A cellular iron(II) pool
has been suspected previously (3, 24) and has been
indicated by spectroscopic studies of rat liver extracts by electron
paramagnetic resonance in conjunction with iron(II) chelation (10) and of hepatoma cells by Fe Mossbauer
spectroscopy (25) . However, these approaches entailed
disruption of cells, possibly inducing changes in the iron
distribution(3) . Our spectroscopic approach allowed dynamic
and in situ monitoring of the cytosolic chelatable iron pool
in living cells without violation of their integrity and proliferation
capacity. (
)Once cell integrity was disrupted, the technique
fully reflected iron(II) oxidation by ambient air, as shown by
BIP's failure to recover the metal-quenched fluorescence (Fig. 4C).

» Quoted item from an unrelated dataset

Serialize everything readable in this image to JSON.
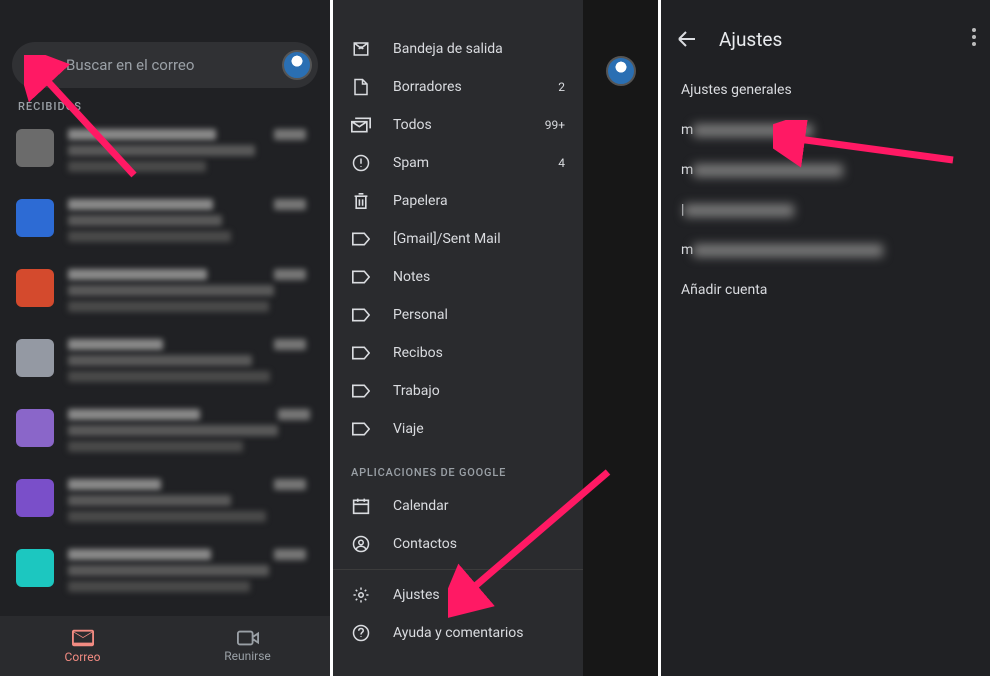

The present approach provided a simple and quantitative tool for assessing (i) iron entry via facilitated diffusion or RME of Tf(22, 23) , (ii) the efficacy and speed of action of iron chelators as scavengers of chelatable cell iron, and (iii) the status of chelatable cell iron, without apparently affecting the total cytosolic iron pools per se. Neither calcein nor specific iron(II) chelators such as BIP were found to significantly enhance conversion of iron(III) to iron(II) during measurements in aqueous solutions (Fig. 2, 4C, and 6). This would indicate that all fluorescence recovered by addition of BIP or other iron(II)-specific chelators to K562 cells represents actual intracellular iron(II). Results with other methods support that contention, however, they cannot unequivocally discern between a genuine intracellular iron(II) pool and a coexisting mixed pool of iron(II) and iron(III) which is very rapidly reduced upon addition of iron(II) chelators such as BIP. Such putative and extremely fast reduction of iron(III) might be compatible with the reducing conditions proposed to prevail in the cytosol of most cells(26) . However, for reduction to occur intracellularly only when driven by iron(II) chelation is rather unlikely and is not supported by studies with calcein in solution. Also, iron acquired by RME of Tf showed qualitatively the chemical properties of iron(II), in agreement with previous studies(16, 21) . Iron(II) is most likely the form which is incorporated into ferritin(27) , heme(28) , and possibly ribonucleotide reductase (31) and iron-responsive protein(29) . Although this form might compromise cell integrity due to its potential for participation in Fenton reactions(30) , it might represent the metabolically active form of the metal.